Recessions are usually characterised by a decline in economic activity over three quarters.
This is typically accompanied by falls in consumer confidence and spending, caused by price inflation, rising unemployment and a bear stock market.
The stock market has more red ink than black and share prices in sectors such as banking, property and retail have taken a particular pounding. Financial companies, particularly those involved in the USA’s sub prime shambles have suffered badly.
Some might say that their plight has more to do with greed, fraud and incompetence than general economic woes.
And a correction in house prices has been anticipated for at least two years when the ratios between wages, rents and house prices began their journey into economic craziness. The Economist in 2005 said that prices would fall by 20%, proving again that it is possible to forecast events or timing, but rarely both correctly.

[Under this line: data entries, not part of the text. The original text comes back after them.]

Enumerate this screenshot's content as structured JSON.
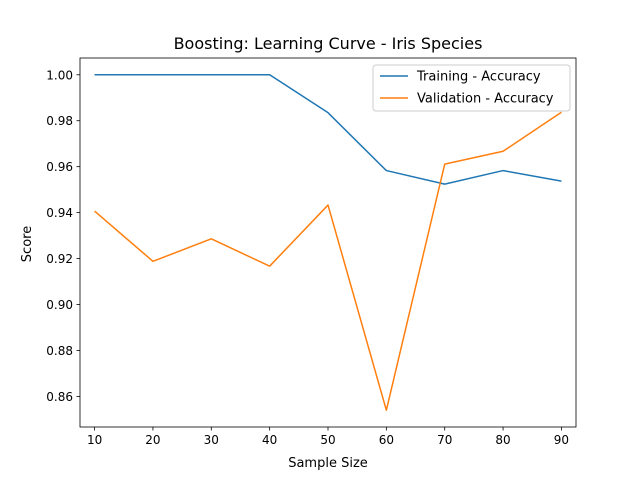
{
  "chart_data": {
    "type": "line",
    "title": "Boosting: Learning Curve - Iris Species",
    "xlabel": "Sample Size",
    "ylabel": "Score",
    "x": [
      10,
      20,
      30,
      40,
      50,
      60,
      70,
      80,
      90
    ],
    "xticks": [
      "10",
      "20",
      "30",
      "40",
      "50",
      "60",
      "70",
      "80",
      "90"
    ],
    "yticks": [
      "0.86",
      "0.88",
      "0.90",
      "0.92",
      "0.94",
      "0.96",
      "0.98",
      "1.00"
    ],
    "xlim": [
      7.5,
      92.5
    ],
    "ylim": [
      0.8467,
      1.0073
    ],
    "grid": false,
    "legend_position": "top-right",
    "series": [
      {
        "name": "Training - Accuracy",
        "color": "#1f77b4",
        "values": [
          1.0,
          1.0,
          1.0,
          1.0,
          0.9835,
          0.9583,
          0.9524,
          0.9583,
          0.9537
        ]
      },
      {
        "name": "Validation - Accuracy",
        "color": "#ff7f0e",
        "values": [
          0.9407,
          0.9188,
          0.9286,
          0.9167,
          0.9433,
          0.854,
          0.9611,
          0.9667,
          0.9837
        ]
      }
    ]
  }
}
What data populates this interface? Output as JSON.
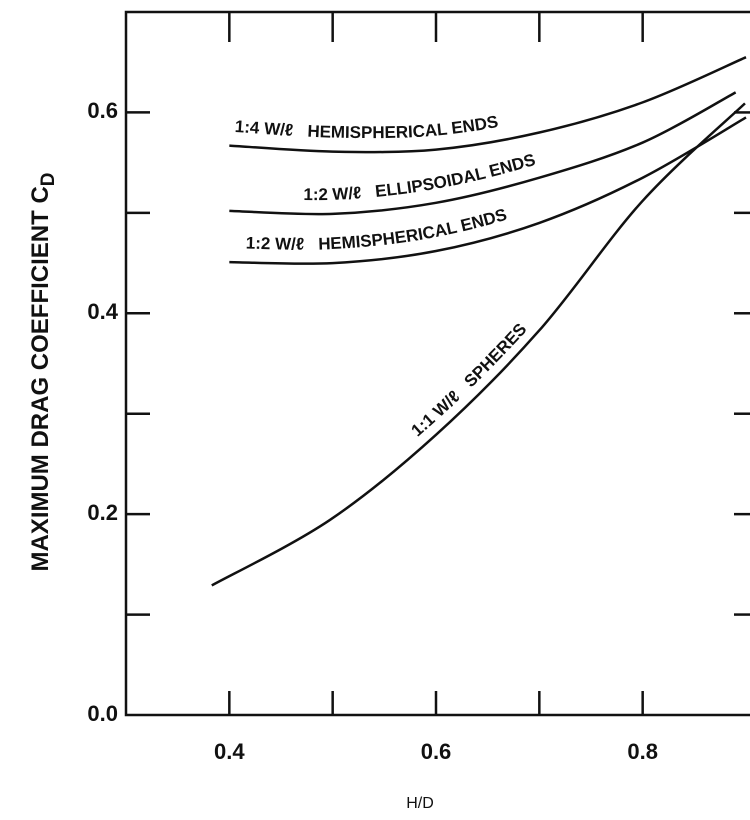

Problems in the high street are being presented as another indicator of the recession and though Marks and Spencer has had a decline of 2.5 % in their Christmas sales, John Lewis at one end and Primark at the other have done well. Online sales are on the up.
So what is really happening?
Unemployment is falling. Oil prices as defined by Brent Crude are 10% down on the $100 dollars a barrel threshold. Inflation is still a risk which is why interest rates remain on hold. If consumers rein in their spending it will be no bad thing and if savings ratios start rising again, that’s all to the good.
In the advertising industry, a slump in ad spend is indicated by the IPA’s Bellwether report. Advertising activity is a function of corporate liquidity and consumer spending.
Previous recessions point out the dangers inherent in reducing communication investment in times of economic slowdowns. It will be even more damaging now that we have more knowledgeable and empowered consumers.
But advertising weight alone is not enough, nor clever creative advertisements.
Emulate Steve Jobs whose Apple showroom in Regents Street is one example of how to do it correctly. Give people what they want and they will besiege your store.